Internal conversations between the president and his counsel are historically privileged, but when asking for the release of the papers, senators argued that they needed to see some sort of documentation of where Miers stood on any topics that might be of import to the court. Pundits analyzing the announcement on CNN Thursday morning said the decision to tie the failed nomination to the release of the documents — which was unlikely to have happened anyway — was a means of saving face for the administration as support for Miers declined.
Senate Majority Leader Bill Frist told CNN that he respected Miers' decision and looked forward to working with the president to find a new nominee. "We remain ready to fulfill our duty to provide advice and consent on judicial nominees," the Tennessee Republican said. "And the Supreme Court still awaits its next justice — a highly qualified nominee who is committed to upholding the Constitution and who believes in the limited role of a judge to interpret the law and not legislate from the bench."

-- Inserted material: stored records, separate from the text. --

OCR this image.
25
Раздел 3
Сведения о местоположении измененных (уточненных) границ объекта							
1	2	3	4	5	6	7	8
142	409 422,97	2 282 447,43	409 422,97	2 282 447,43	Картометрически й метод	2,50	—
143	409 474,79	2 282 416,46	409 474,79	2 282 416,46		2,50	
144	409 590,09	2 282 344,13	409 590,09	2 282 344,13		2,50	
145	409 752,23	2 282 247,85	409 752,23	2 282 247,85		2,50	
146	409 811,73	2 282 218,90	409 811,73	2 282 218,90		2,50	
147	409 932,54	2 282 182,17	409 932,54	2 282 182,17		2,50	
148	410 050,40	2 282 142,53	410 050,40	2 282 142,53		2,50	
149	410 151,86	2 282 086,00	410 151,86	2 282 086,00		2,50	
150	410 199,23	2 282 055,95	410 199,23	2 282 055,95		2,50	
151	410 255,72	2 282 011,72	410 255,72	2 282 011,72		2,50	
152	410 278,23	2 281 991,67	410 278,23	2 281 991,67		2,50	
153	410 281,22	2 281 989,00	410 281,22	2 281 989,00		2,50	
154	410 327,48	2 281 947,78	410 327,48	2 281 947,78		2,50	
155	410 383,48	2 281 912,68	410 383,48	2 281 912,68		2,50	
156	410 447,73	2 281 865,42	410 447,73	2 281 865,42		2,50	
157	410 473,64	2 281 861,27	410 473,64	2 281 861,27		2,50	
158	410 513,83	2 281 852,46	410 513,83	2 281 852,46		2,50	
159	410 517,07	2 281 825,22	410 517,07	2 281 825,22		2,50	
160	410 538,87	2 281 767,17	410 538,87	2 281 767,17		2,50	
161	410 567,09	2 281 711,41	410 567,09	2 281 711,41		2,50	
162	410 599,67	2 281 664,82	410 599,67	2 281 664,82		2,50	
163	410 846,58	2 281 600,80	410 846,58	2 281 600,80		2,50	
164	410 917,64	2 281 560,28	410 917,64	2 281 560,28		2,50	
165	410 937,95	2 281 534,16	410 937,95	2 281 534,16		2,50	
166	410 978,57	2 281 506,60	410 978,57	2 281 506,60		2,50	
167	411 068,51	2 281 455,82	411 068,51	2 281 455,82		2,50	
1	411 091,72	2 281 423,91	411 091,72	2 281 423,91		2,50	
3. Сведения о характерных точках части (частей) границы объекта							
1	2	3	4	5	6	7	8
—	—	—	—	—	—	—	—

As recently as Wednesday, White House spokesperson Scott McClellan dismissed suggestions that senators were reluctant support Miers because they were unimpressed with her qualification as a nominee. "I think you're seeing a lot of members of the Senate saying, 'We want to hear what she has to say in the hearings,' before they make a judgment," he said, according to CNN. "With Harriet Miers, there are many in the Senate that simply did not know her previously, although she is widely respected within the legal profession."